It seems that juror confidence ranges don’t differ a lot within the presence of conflicting proof, as proven by the big overlap within the confidence density estimates above. Maybe within the presence of no conflicting proof, jurors could also be barely extra assured of their verdicts, because the confidence density estimate below no battle seems to point out larger focus of confidence values larger than 0.8 relative to the density estimate below the presence of conflicting proof. Nevertheless, the distributions seem almost the identical.
Let’s study whether or not juror confidence ranges fluctuate throughout two-option vs. three-option verdict methods.
# plot distribution of Confidence by Verdict
# use Sheather-Jones bandwidth for density estimate
ggplot(mock, aes(x = confidence, fill = verdict)) +
geom_density(alpha = 0.5, bw = bw.SJ(mock$confidence)) +
labs(title = paste("Density: Confidence by Verdict")) +
xlab("Confidence") +
ylab("Density") +
theme(plot.title = element_text(hjust = 0.5))
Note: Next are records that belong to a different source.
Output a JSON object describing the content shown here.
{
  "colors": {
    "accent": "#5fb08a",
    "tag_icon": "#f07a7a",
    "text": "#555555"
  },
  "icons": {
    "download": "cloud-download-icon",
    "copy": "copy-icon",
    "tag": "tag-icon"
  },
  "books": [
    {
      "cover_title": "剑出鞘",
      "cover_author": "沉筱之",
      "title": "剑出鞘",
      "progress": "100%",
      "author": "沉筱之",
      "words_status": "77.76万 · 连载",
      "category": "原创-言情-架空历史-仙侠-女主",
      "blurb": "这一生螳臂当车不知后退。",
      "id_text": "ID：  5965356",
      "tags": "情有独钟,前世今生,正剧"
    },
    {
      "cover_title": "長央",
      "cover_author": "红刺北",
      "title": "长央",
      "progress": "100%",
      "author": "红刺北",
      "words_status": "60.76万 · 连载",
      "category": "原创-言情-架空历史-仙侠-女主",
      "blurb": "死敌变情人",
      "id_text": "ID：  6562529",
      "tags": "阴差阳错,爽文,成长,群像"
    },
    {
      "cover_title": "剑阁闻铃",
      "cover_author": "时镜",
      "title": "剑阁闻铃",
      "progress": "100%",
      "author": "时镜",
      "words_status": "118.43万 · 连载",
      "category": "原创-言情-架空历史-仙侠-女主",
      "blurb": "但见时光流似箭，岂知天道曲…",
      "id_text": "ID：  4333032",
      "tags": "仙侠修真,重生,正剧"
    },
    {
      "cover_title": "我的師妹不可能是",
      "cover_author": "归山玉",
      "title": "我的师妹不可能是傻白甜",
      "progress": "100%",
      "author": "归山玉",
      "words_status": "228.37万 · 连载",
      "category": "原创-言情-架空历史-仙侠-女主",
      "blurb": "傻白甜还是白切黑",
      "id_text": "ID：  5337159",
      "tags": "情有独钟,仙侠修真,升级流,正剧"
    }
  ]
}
This visible supplies extra compelling proof to recommend that confidence ranges aren’t identically distributed throughout the 2 verdict methods. It seems that jurors could also be barely much less assured of their verdicts below the two-option verdict system relative to the three-option system. That is supported by the truth that the distribution of confidence below the two-option and three-option verdict methods seem to peak round 0.625 and 0.875, respectively. Nevertheless, there may be nonetheless important overlap within the confidence distributions for each verdict methods, so we would wish to formally check our declare to conclude whether or not confidence ranges differ considerably throughout these verdict methods.
Let’s study whether or not the distribution of confidence differs throughout joint ranges of verdict and battle.
# plot distribution of Confidence by Battle & Verdict
# use Sheather-Jones bandwidth for density estimate
ggplot(mock, aes(x = confidence, fill = battle)) +
geom_density(alpha = 0.5, bw = bw.SJ(mock$confidence)) +
facet_wrap(~ verdict) +
labs(title = paste("Density: Confidence by Battle & Verdict")) +
xlab("Confidence") +
ylab("Density") +
theme(plot.title = element_text(hjust = 0.5))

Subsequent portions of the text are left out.